Solzhenitsyn must have surprised both liberals and conservatives when he candidly admitted to Japanese journalists and academics in Tokyo (September 1982) that he is not a Slavophile nor has he ever been one. Moreover, he said, he was never influenced by the writings of Slavophiles. As a matter of fact, these notorious 19th-century Russian Slavophiles were the only Russian followers of Adam Smith on the issues of free trade and state nonintervention in the economy and private life. This is, of course, fine with Solzhenitsyn, but the Slavophiles also embrace the Russian rural commune—and this Solzhenitsyn passionately rejects.
Solzhenitsyn interprets the commune as a more significant form of serfdom than feudal serfdom itself The commune meant the predominant economic power of the state, not just of landlords, over the peasantry by means of taxes imposed on rural settlements collectively and the abolition of private land. The collectivist system of the commune constrained peasants’ incentives and economic development.
On many dozens of pages of the new two-volume version of August 1914, Solzhenitsyn describes how the Tsarist government, under the premiership of Peter A. Stolypin, worked hard in the period 1906-1910 to create a new class of farmers by abolishing the rural commune as an institution and by establishing private land property for peasants. Solzhenitsyn also describes how most of the parties of the newly emerged Russian parliament, both left and right, and most of the intellectual community, resisted this capitalist reform of Russian history.

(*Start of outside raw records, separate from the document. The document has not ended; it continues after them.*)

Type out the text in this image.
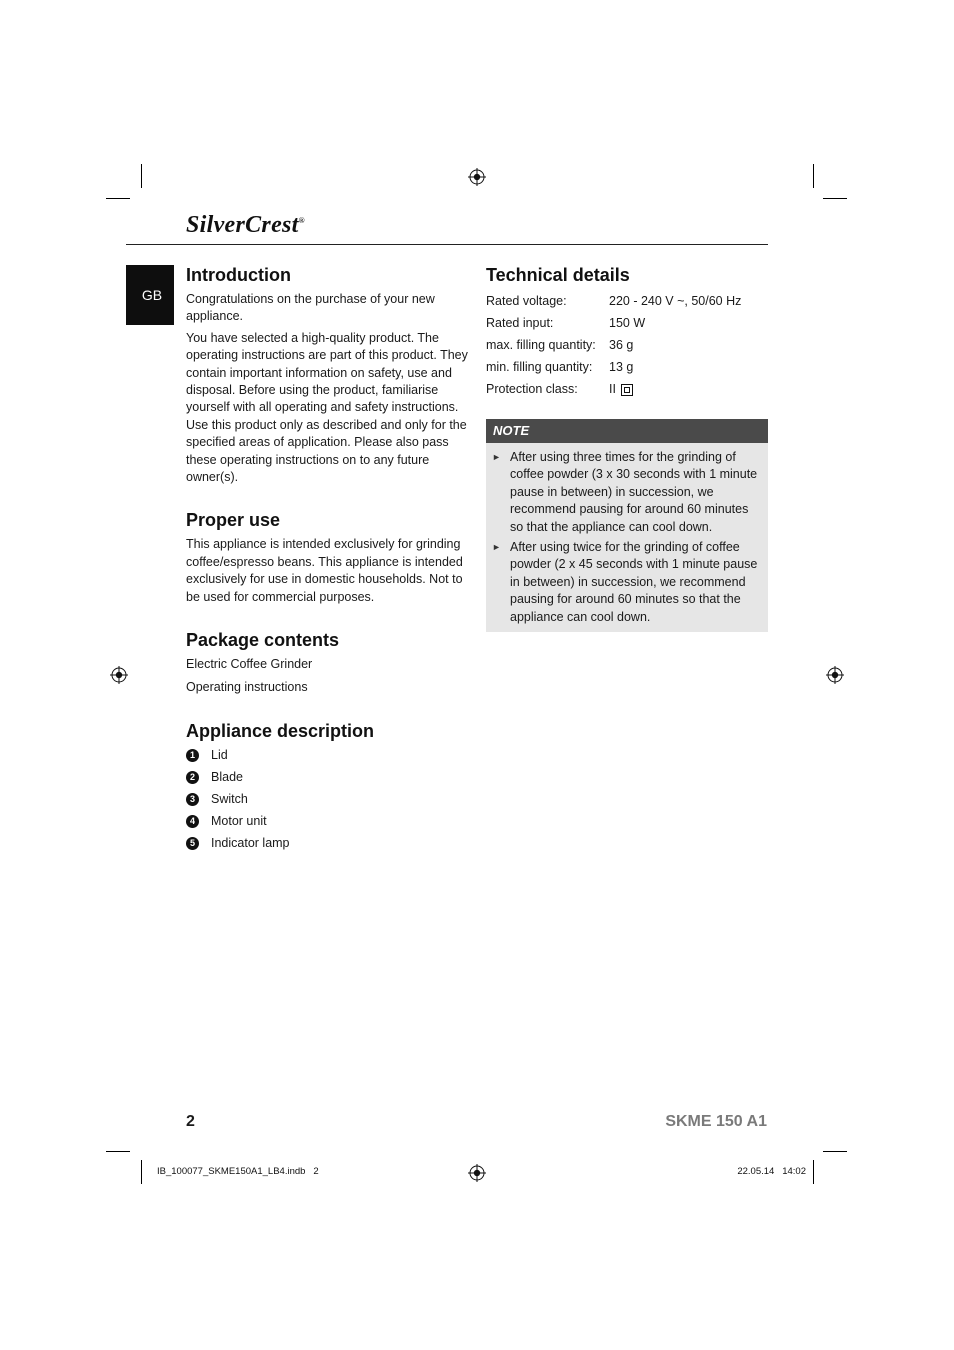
SilverCrest®
GB
Introduction

Congratulations on the purchase of your new appliance.

You have selected a high-quality product. The operating instructions are part of this product. They contain important information on safety, use and disposal. Before using the product, familiarise yourself with all operating and safety instructions. Use this product only as described and only for the specified areas of application. Please also pass these operating instructions on to any future owner(s).

Proper use

This appliance is intended exclusively for grinding coffee/espresso beans. This appliance is intended exclusively for use in domestic households. Not to be used for commercial purposes.

Package contents

Electric Coffee Grinder

Operating instructions

Appliance description
1	Lid
2	Blade
3	Switch
4	Motor unit
5	Indicator lamp
Technical details
Rated voltage:	220 - 240 V ~, 50/60 Hz
Rated input:	150 W
max. filling quantity:	36 g
min. filling quantity:	13 g
Protection class:	II
NOTE
► After using three times for the grinding of coffee powder (3 x 30 seconds with 1 minute pause in between) in succession, we recommend pausing for around 60 minutes so that the appliance can cool down.
► After using twice for the grinding of coffee powder (2 x 45 seconds with 1 minute pause in between) in succession, we recommend pausing for around 60 minutes so that the appliance can cool down.
2	SKME 150 A1
IB_100077_SKME150A1_LB4.indb   2	22.05.14   14:02
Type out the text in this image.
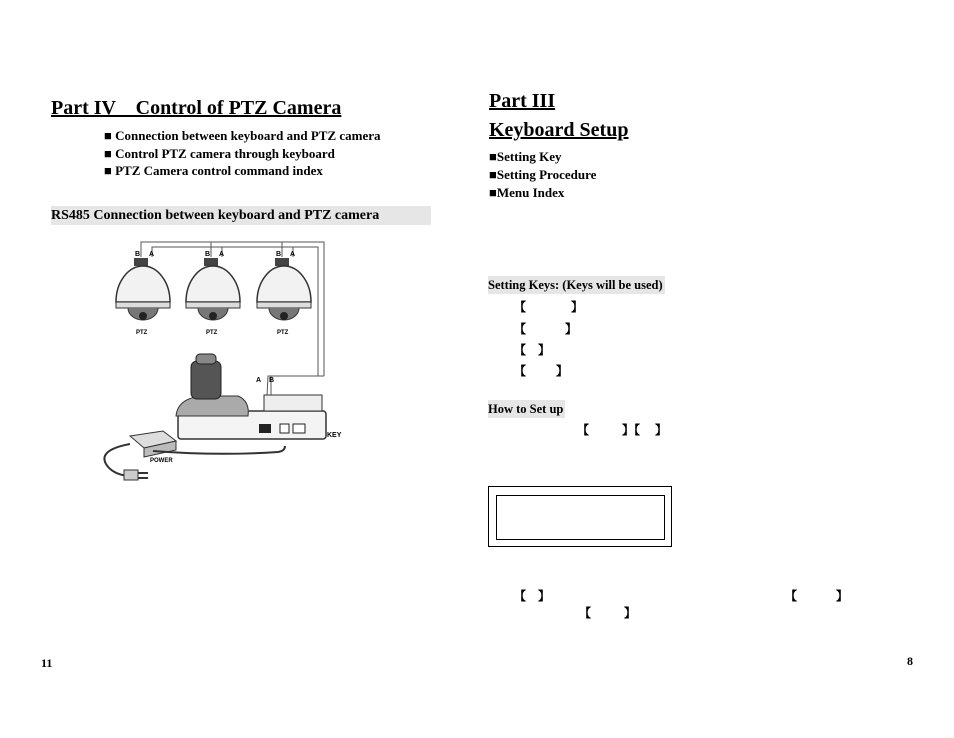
Part IV    Control of PTZ Camera
■ Connection between keyboard and PTZ camera
■ Control PTZ camera through keyboard
■ PTZ Camera control command index
RS485 Connection between keyboard and PTZ camera
B A	B A	B A
PTZ	PTZ	PTZ
A B
KEY
POWER
11
Part III
Keyboard Setup
■Setting Key
■Setting Procedure
■Menu Index
Setting Keys: (Keys will be used)
【               】
【             】
【    】
【          】
How to Set up
【           】【     】
【    】	【             】
【           】
8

The truth of the matter is that the alleged Russian liberals were not liberal at all in the sense of classical liberalism. Solzhenitsyn endorsed, in his preface to Victor Leontowitch’s The History of Liberalism in Russia, 1762-1914, the author’s argument that the only liberal force, however inconsistent, in modern Russian history was the Tsarist government; the most antiliberal, anticapitalist force was the Russian intelligentsia.
Here, of course, is one of the painful points for Western critics of Solzhenitsyn, who have a natural affinity with Russian intellectuals and their fight against Tsarism. When in February 1917 Tsarism was finally overthrown, one of the first acts of the liberals who came to power was the abolition of the Russian parliament, whose rights they had ostensibly championed against the Tsarist government for years. The long-sought dictatorship of liberal intellectuals is known in Western literature as the short-lived Russian democracy. At that time one could really speak out, without fear of pejorative associations, and the first postrevolutionary issue of the Journal of the Constitutional-Democratic Party (Vestnik Partii Narodnoi Svobody) acknowledged in an article by the most sophisticated ideologue of Russian liberals, A.S. Izgoev, that the Russian liberal movement was in effect, in all of its objectives, a socialist movement. Victor Leontowitch noted that the program of the Constitutional-Democratic Party did not mention the right to own private property on its long list of basic rights.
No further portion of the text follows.